Ciao fratello,
Klopt het dat je een groot fornuis hebt gekocht? Toch niet zo’n deftige, dure Aga, die in Nederland vooral wordt aangeschaft vanwege z’n landelijke uitstraling? De enige plek waar ik zo’n ding op een indrukwekkende manier in gebruik zag, was een keer in Zuid Engeland. Toen we na een dagwandeling totaal verregend bij onze bed & breakfast aankwamen, werden we meteen de keuken in geleid en mochten onze schoenen naast de Aga. De jassen werden er boven gehangen, en onderuit hetzelfde apparaat haalde de vrouw des huizes vervolgens een dampendeapple pie. Probeer dat maar eens na te doen in een Hollandse doorzonwoning in de Randstad. Maar goed, jij woont tenslotte ook nagenoeg in de bush, dus zo’n levensgrote kachel zou zeker niet misstaan in je trullo.
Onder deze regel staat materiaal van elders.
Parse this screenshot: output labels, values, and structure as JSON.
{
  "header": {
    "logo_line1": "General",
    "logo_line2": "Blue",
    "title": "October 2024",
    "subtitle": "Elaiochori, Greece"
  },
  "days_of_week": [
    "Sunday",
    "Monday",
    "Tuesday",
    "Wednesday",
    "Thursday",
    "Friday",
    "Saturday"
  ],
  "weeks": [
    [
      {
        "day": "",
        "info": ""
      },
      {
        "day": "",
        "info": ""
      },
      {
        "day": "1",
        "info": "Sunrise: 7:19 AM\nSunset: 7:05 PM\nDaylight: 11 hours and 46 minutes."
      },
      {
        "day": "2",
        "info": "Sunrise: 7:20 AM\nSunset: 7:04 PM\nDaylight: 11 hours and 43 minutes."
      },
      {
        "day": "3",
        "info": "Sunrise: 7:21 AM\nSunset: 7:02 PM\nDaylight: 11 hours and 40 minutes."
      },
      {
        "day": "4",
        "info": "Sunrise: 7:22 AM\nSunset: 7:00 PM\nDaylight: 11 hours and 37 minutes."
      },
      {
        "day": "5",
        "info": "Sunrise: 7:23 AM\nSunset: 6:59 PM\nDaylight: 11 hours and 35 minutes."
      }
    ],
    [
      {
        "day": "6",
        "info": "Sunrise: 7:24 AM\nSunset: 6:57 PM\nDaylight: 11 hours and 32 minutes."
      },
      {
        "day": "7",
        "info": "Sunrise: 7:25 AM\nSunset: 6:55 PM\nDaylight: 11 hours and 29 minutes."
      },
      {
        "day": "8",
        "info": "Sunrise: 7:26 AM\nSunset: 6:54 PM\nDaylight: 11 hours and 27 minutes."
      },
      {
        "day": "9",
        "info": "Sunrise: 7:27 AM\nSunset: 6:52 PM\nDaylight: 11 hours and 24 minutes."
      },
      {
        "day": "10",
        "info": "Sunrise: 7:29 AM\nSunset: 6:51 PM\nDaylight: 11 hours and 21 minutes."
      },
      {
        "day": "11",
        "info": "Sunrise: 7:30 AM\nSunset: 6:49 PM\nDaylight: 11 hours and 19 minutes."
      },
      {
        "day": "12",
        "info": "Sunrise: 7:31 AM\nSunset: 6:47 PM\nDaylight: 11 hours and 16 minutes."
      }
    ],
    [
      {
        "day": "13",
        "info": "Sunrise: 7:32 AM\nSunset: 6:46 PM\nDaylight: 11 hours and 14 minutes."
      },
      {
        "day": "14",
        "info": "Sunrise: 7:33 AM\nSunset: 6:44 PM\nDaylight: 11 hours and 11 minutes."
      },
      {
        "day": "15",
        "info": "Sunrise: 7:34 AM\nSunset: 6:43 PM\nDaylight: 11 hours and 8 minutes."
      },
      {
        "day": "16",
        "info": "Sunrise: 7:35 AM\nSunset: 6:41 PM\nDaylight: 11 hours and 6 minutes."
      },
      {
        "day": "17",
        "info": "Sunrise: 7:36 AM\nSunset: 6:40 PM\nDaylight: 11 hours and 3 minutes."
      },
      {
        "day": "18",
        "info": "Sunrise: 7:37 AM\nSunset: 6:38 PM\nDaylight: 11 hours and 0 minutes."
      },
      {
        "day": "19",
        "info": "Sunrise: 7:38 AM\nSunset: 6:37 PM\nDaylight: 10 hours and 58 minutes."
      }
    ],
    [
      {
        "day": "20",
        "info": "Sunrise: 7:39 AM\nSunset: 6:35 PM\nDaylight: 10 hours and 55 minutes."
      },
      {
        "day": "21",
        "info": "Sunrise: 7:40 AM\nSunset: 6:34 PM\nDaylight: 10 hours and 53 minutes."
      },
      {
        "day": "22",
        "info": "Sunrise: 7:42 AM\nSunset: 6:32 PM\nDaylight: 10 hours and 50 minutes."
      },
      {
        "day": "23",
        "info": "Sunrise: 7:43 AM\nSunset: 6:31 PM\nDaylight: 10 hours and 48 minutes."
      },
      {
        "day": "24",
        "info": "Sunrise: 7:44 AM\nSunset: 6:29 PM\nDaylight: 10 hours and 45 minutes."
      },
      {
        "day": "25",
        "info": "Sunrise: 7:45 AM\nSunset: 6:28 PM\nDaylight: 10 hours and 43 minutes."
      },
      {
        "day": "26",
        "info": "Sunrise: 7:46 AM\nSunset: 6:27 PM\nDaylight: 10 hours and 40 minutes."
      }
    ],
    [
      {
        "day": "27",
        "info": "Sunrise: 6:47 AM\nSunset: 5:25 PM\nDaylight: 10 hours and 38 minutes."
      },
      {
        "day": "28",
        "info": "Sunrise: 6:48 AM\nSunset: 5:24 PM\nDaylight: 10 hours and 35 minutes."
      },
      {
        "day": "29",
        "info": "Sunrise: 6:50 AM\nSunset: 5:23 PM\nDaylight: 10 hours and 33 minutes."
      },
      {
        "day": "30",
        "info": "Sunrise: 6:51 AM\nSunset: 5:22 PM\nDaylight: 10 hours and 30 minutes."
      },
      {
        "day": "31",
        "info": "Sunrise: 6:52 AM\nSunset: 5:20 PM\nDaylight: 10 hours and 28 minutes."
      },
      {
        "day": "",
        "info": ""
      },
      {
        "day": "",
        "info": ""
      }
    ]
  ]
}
En jij hebt vast en zeker ook de tijd en de rust om een wildzwijn stoofschotel voor een uurtje of zeven achter een van die gietijzeren deurtjes te parkeren. Ik moet zeggen, de herfst is wel de tijd voor een beetje sudderen: kastanjes poffen, peertjes stoven, hazenpeper, paddestoelenrisotto, pompoentaart. Als ik zo nog even doorga, wil ik ook een slow-food fornuis.
Liefs
Karin
Carissima sorella mia,
Inderdaad heb ik na maanden zoeken op het internet dan toch eindelijk gevonden wat ik zocht: een termocucina. Een fornuis dat op hout stookt en dat bovendien via een pomp alle radiatoren in het huis van warm water voorziet. Het gietijzeren gevaarte stond alleen wel erg ver weg. In pescasseroli, hoog in de Abruzzen, vijfhonderd kilometer bij ons vandaan. Het zou veel te duur worden om het te laten transporteren. ‘Jammer’, dacht ik al. Maar Anna keek nog eens goed naar de advertentie en zag dat de aanbieder een hotel had. Ze belde de mensen op en zei dat we het fornuis graag wilden hebben, dat we er ook wel vierhonderd euro voor over hadden, maar dat we voor die prijs dan ook graag wilden overnachten. En bovendien een hapje eten. Daarop liet de allerhartelijkste mevrouw aan de andere kant van de lijn liet nauwelijks een stilte vallen en zei: ‘Va bene’. De eigenaars van hotel ‘Valle Dell’ Oro’, midden in het Parco Nazionale dell’Abruzzo (een enorm natuurreservaat waar nog beren, wolven en zelfs lynxen rondlopen) ontvingen ons alsof we oude vrienden waren. Silvia en Gerardo waren duidelijk trots alle lekkere dingen die we bij ze konden eten. Orapi bijvoorbeeld, een plant die volgens Gerardo alleen boven de 1800 meter-grens groeit. Met een lyrische blik in zijn ogen beschreef hij zijn tocht naar de top van de bergen, als de sneeuw gesmolten was. Dáár groeide de plant die met niets te vergelijken was, in smaak noch in uiterlijk. ’s Avonds proefden we de orapi, met caratelli en een andere specialiteit, arrosticini: klein gesneden stukjes schapenvlees aan een spiesje, boven houtskool gegrild. De volgende morgen laadden we het fornuis in de auto en kregen nog een grote pot zelfgemaakte pruimenjam mee. Thuisgekomen heb ik heel lang moeten googelen voordat ik eindelijk begreep wat orapo was. Stel je voor, het is waar we het al eerder over hadden, een soort Ganzenvoet, (chenopodium) familie van snijbiet en spinazie: om helemaal precies te zijn: orapo is Brave Hendrik.
Tanti baci,
Frans
Caratelli agli orapi – Pastaballetjes met groentesaus
Ingrediënten:
- Voor de pasta
- bloem – 500 gram
- water – 3 dl
- zout – 1 theelepel
- Voor de saus
- ganzenvoet – 500 gram, (of spinazie, zuring, brandnetel, broccoli )
- olijfolie – 3 eetlepels
- knoflook – 1 teen
- bouillon – of water, 1 kopje
- Spaans pepertje – 1 half
- boter – 1 eetlepel
Aanwijzingen:
Maak de pasta: Doe het meel met het zout in een kom en maak in het midden een kuiltje. Giet er beetje bij beetje het water bij en kneed tegelijkertijd. Eerst met je vingers en daarna met je handen tot het deeg glad en soepel is. Maak er een bal van. Verdeel deze in gelijke stukken, rol er slierten van ongeveer 1 cm doorsnede van en snij deze daarna met een mes in dobbelsteentjes.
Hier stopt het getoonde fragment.